La bataille juridique entre Apple et l’Union européenne ne montre aucun signe d’apaisement. Une des conséquences possibles de cette dernière tournure est que la fonctionnalité AirDrop pourrait être retirée des iPhones commercialisés au sein de l’UE.
Apple a fait appel d’une part clé de la Loi sur les marchés numériques qui obligerait l’entreprise à rendre certaines fonctionnalités accessibles à des entreprises tierces. Étant donné l’attitude résolue de la société jusqu’à présent, cela pourrait entraîner des conséquences significatives si elle perd ce combat judiciaire.
Exigences d’interopérabilité
L’UE a déclaré l’an dernier qu’il était anti-concurrentiel pour Apple de restreindre certaines fonctionnalités d’iOS à ses propres appareils. Cela inclut notamment la fonction de jumelage de proximité réservée aux AirPods et à AirDrop.
Selon l’UE, limiter ces fonctionnalités aux produits Apple accorde à l’entreprise un avantage déloyal sur ses concurrents, et elle a ordonné d’ouvrir ces services à d’autres entreprises.
À l’époque, Apple avait indiqué qu’elle était en discussions avec l’UE pour voir quel accord pourrait être atteint, mais il apparaît que ces négociations n’ont pas abouti, car la société a fait appel de la décision.
AirDrop sur les iPhones de l’UE
Le commentateur Apple John Gruber a mis en lumière un passage de la déclaration de l’entreprise :
« Au final, ces règles profondément défectueuses ne ciblant qu’Apple, et aucune autre entreprise, limiteront sévèrement notre capacité à offrir des produits et des fonctionnalités innovants en Europe, entraînant une expérience utilisateur inférieure pour nos clients européens. »
En d’autres termes, si Apple introduit de nouvelles fonctionnalités que la loi européenne pourrait exiger d’ouvrir aux fabricants d’accessoires tiers, l’entreprise choisirait plutôt de ne pas fournir ces fonctionnalités aux iPhones vendus dans la zone euro.

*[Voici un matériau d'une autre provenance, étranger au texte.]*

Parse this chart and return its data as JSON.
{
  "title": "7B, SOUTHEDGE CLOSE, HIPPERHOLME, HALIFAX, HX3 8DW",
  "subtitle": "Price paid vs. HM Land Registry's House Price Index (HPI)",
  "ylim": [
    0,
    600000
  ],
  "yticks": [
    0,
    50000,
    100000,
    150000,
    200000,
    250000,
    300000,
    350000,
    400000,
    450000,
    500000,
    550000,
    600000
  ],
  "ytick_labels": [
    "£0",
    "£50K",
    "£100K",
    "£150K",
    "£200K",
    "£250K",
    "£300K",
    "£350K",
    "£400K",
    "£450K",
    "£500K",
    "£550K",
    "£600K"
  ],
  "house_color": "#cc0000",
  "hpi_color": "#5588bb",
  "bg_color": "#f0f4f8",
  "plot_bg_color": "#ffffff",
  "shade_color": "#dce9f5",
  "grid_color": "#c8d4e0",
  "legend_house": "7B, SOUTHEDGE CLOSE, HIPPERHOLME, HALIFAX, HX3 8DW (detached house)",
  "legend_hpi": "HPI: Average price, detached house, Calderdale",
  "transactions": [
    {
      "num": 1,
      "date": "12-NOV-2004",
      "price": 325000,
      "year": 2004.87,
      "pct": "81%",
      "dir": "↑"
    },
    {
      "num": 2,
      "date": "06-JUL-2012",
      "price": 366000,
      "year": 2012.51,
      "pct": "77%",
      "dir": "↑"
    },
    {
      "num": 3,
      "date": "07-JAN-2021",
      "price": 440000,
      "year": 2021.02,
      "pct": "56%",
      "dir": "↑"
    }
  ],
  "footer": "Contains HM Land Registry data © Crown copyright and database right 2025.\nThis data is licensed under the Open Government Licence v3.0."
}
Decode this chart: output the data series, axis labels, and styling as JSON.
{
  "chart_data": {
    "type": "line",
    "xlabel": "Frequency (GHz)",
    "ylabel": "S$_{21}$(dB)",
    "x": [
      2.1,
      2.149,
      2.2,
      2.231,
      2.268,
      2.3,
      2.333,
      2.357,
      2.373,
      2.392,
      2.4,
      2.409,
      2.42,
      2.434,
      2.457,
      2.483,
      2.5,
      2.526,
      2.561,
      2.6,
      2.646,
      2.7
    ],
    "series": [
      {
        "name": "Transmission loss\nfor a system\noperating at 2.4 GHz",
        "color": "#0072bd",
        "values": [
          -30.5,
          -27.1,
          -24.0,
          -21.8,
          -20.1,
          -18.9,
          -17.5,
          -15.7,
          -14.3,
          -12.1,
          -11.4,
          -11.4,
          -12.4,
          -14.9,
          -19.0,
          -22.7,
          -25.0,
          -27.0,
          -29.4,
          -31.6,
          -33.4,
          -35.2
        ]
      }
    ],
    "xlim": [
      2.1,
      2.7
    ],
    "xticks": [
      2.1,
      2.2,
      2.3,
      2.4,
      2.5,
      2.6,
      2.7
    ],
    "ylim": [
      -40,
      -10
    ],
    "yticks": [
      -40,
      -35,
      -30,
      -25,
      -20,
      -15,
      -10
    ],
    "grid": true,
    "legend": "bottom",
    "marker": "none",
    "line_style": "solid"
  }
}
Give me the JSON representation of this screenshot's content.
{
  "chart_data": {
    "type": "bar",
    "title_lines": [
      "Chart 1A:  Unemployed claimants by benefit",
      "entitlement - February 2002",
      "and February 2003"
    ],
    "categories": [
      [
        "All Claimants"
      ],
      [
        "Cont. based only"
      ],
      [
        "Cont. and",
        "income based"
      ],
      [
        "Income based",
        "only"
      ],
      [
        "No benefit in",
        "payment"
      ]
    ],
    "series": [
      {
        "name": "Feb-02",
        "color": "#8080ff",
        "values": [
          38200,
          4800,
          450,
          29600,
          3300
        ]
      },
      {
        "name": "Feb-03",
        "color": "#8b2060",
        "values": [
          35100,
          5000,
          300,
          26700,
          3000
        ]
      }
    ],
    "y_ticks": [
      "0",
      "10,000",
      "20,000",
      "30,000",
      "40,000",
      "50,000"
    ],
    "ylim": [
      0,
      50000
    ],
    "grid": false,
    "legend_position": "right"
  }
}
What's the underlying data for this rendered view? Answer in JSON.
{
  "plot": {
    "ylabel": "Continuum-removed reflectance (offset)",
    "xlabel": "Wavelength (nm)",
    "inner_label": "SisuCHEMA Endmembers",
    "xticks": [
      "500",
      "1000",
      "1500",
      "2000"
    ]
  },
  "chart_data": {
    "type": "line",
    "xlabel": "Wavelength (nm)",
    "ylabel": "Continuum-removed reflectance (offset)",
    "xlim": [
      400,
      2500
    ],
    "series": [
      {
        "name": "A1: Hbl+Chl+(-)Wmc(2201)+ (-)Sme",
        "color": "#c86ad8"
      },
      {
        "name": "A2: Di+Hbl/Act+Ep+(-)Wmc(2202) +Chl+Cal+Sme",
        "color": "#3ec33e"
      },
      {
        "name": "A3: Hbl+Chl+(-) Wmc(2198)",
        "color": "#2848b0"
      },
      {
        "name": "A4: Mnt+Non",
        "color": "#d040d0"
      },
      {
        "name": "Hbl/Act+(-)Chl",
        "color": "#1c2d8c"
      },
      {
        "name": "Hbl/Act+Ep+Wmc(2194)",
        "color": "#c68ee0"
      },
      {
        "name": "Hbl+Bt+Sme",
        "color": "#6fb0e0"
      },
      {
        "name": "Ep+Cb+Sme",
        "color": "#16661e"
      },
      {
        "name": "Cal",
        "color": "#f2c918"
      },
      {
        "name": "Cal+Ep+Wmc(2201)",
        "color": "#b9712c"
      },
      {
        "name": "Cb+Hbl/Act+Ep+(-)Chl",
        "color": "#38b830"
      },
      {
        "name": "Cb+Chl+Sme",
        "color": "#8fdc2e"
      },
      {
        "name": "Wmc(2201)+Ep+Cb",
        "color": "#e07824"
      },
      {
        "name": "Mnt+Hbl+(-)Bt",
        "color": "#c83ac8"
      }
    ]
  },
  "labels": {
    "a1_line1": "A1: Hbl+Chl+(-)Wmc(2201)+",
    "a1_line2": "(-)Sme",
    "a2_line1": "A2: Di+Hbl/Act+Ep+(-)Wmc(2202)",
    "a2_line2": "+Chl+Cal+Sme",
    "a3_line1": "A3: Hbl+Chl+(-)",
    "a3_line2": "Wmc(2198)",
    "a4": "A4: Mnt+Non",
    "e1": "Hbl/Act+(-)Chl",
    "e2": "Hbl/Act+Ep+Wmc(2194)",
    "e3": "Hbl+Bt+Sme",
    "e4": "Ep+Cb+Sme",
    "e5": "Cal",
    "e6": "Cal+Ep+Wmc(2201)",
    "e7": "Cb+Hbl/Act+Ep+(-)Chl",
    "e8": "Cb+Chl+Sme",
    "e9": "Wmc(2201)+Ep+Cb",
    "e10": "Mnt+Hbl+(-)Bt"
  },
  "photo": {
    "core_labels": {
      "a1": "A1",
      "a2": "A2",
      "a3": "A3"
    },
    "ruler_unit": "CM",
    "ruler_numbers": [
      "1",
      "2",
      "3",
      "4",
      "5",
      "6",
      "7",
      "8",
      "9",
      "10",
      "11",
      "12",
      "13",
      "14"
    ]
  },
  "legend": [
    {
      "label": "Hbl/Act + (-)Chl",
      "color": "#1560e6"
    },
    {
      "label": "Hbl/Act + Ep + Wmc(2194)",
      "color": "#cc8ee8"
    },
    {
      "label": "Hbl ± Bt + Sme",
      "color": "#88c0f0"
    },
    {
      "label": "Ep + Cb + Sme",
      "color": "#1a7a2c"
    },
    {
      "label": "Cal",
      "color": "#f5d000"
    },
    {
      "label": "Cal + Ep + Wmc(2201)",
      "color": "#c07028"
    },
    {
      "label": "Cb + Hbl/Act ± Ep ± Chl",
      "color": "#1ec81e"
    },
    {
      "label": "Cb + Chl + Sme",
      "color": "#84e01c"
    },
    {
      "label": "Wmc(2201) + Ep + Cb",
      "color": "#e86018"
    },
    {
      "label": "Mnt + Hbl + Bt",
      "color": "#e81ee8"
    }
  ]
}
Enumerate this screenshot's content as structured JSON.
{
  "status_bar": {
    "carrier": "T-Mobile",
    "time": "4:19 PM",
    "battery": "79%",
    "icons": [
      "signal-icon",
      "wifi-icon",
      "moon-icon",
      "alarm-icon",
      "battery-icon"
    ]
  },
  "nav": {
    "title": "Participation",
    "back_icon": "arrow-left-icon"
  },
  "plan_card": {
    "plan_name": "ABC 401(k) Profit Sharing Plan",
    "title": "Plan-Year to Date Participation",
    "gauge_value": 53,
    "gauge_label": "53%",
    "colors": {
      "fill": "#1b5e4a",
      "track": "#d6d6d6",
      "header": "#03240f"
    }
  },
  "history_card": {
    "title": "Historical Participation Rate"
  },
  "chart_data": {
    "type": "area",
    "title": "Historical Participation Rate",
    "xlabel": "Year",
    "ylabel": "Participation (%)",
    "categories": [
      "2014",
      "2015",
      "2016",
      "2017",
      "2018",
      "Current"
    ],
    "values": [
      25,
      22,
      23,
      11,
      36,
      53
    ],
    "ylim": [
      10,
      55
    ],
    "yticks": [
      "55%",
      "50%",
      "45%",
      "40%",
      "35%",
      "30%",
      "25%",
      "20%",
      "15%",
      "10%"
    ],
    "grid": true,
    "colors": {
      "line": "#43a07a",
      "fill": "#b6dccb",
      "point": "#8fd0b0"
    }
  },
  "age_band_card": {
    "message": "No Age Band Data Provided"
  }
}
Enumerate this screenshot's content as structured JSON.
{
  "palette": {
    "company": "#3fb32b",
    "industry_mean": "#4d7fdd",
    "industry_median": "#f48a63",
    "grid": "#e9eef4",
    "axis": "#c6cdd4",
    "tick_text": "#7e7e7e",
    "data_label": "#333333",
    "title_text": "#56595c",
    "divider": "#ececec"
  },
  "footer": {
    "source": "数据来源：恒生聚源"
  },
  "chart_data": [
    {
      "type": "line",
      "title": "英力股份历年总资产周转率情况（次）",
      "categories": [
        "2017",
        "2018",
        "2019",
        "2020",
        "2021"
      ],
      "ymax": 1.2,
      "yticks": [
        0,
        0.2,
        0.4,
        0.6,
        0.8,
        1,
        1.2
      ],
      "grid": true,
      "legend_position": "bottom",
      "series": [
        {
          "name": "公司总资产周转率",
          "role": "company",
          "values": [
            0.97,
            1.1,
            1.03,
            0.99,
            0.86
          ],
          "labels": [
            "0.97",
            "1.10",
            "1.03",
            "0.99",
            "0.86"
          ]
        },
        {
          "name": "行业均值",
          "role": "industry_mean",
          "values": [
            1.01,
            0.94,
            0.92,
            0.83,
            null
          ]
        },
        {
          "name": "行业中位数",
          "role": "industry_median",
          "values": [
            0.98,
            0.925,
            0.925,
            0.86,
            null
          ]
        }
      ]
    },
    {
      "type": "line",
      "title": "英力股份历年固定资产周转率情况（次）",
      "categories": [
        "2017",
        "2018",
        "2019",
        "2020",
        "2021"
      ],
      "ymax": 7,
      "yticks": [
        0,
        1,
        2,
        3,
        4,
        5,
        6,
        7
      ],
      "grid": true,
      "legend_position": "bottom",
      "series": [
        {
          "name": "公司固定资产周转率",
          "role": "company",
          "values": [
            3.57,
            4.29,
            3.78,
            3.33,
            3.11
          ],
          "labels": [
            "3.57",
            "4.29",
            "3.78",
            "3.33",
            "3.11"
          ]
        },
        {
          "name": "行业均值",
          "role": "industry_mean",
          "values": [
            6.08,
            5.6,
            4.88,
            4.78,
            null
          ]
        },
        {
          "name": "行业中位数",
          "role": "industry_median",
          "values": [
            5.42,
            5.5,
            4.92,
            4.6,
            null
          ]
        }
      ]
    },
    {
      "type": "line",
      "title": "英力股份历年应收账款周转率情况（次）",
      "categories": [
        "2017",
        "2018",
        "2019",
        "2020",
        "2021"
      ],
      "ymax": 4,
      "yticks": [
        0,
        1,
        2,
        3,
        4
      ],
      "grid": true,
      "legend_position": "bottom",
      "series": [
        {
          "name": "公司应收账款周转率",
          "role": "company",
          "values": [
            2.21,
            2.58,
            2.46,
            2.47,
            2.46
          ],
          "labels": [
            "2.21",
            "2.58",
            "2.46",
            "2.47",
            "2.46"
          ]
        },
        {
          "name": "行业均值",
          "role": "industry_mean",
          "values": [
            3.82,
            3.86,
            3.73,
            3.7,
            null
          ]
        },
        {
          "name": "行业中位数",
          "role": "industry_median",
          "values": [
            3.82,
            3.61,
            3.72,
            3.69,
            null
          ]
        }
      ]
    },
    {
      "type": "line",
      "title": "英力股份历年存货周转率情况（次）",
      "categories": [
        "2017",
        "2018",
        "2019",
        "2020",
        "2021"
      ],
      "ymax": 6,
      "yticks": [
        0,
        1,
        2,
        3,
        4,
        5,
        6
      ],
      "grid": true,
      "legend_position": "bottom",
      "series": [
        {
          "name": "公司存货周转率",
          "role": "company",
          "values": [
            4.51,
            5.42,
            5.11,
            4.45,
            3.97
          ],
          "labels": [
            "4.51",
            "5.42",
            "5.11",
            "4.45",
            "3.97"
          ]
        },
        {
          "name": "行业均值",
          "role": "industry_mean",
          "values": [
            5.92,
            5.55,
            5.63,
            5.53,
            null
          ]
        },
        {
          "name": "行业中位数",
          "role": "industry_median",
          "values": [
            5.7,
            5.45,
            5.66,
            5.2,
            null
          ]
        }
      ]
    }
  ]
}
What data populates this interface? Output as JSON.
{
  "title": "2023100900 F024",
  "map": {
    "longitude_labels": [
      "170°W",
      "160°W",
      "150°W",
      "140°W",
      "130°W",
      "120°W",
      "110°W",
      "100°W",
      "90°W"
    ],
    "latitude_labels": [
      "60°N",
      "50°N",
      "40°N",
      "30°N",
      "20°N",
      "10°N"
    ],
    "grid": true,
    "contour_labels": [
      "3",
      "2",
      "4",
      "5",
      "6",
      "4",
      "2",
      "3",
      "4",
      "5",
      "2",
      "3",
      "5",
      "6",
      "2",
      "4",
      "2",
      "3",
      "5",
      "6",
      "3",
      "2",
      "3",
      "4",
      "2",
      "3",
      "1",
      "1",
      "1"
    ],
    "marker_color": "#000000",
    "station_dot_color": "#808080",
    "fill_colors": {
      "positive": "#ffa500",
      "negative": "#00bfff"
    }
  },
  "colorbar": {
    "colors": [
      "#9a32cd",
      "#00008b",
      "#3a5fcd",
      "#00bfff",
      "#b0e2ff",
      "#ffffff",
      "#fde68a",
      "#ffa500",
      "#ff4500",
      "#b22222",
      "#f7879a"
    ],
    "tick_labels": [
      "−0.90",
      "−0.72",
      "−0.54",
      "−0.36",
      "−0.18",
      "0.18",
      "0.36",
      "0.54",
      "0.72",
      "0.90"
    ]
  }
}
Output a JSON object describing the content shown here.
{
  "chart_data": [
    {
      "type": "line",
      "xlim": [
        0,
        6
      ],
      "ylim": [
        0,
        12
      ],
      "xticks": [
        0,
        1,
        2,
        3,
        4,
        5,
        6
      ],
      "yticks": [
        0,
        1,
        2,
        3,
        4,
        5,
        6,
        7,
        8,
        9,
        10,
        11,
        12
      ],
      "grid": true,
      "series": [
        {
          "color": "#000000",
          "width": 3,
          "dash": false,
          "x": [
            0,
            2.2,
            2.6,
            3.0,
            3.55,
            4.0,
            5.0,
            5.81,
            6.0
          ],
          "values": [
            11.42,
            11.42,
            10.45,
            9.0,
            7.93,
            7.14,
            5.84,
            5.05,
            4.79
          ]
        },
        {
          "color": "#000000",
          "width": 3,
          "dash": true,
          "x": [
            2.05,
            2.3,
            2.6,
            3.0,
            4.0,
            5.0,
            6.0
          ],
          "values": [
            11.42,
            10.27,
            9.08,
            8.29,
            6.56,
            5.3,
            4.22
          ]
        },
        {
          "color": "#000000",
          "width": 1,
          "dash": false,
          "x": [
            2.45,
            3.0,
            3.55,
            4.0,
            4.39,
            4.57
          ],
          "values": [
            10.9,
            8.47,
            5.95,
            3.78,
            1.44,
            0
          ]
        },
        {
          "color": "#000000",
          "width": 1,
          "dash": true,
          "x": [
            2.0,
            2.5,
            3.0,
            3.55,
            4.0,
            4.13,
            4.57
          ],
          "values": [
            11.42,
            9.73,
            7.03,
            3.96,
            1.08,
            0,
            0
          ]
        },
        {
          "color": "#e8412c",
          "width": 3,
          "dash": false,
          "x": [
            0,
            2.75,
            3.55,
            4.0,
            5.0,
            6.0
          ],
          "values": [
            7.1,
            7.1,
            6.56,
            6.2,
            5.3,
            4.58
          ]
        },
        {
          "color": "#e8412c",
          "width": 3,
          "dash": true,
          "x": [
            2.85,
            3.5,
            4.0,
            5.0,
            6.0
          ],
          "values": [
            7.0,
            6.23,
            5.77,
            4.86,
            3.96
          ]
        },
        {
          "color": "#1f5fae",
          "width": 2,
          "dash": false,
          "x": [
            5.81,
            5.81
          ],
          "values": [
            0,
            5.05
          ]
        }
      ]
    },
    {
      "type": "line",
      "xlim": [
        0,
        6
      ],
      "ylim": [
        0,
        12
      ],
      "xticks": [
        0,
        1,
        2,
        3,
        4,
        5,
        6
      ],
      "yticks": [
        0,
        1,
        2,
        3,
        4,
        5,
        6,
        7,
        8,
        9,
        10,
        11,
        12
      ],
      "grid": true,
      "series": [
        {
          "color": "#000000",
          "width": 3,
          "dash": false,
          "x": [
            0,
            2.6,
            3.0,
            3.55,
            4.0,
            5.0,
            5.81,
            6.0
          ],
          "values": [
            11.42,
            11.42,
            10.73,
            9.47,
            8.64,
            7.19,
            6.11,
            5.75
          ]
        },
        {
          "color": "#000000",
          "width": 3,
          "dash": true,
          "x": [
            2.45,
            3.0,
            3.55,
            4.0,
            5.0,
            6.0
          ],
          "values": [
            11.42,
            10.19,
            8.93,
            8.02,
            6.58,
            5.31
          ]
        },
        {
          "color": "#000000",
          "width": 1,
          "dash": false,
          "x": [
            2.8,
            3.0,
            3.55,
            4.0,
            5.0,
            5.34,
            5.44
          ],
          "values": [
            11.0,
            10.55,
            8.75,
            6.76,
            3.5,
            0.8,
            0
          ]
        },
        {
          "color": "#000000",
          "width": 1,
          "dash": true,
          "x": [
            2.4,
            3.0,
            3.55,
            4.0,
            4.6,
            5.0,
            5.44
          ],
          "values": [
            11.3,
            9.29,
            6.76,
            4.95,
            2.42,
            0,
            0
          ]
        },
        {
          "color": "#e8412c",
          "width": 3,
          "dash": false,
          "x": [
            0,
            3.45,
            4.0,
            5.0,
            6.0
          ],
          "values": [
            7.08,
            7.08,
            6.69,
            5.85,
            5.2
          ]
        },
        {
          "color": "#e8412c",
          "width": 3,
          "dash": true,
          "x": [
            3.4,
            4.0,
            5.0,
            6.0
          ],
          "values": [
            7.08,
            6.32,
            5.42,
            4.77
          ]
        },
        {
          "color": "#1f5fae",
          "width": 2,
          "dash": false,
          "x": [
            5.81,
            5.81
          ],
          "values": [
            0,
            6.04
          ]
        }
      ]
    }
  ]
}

Cette approche a déjà été adoptée avec Apple Intelligence, car la fonction de mise en miroir de l’iPhone n’est toujours pas accessible aux propriétaires d’iPhones en UE, par crainte d’être contrainte de proposer également la mise en miroir Android.
Gruber suggère également que la firme de Cupertino pourrait aller encore plus loin et retirer des fonctionnalités existantes.
« Si AirDrop était une fonctionnalité entièrement nouvelle, les utilisateurs de l’UE ne l’auraient pas non plus, je le soupçonne. Et si ce mandat est maintenu, les utilisateurs de l’UE pourraient perdre AirDrop. Il en va de même pour des appareils entiers comme les AirPods et l’Apple Watch. »
Une position ferme d’Apple
Apple a clairement adopté une ligne dure dans les affaires antitrust tant au sein de l’UE qu’aux États-Unis, se battant à chaque étape. Il est donc crédible que l’entreprise adoptera la même approche ici.
Retirer les AirPods et l’Apple Watch du marché européen semble peu probable, mais il n’est pas impensable que le support d’AirDrop et du jumelage de proximité soit abandonné en UE. Les deux parties ont des arguments solides, mais il est vrai que parfois, chacun a agi de manière un peu excessive. Dans cette affaire, on pourrait dire que c’est l’UE qui a agi de manière exagérée, et il se peut qu’Apple décide de ne pas céder.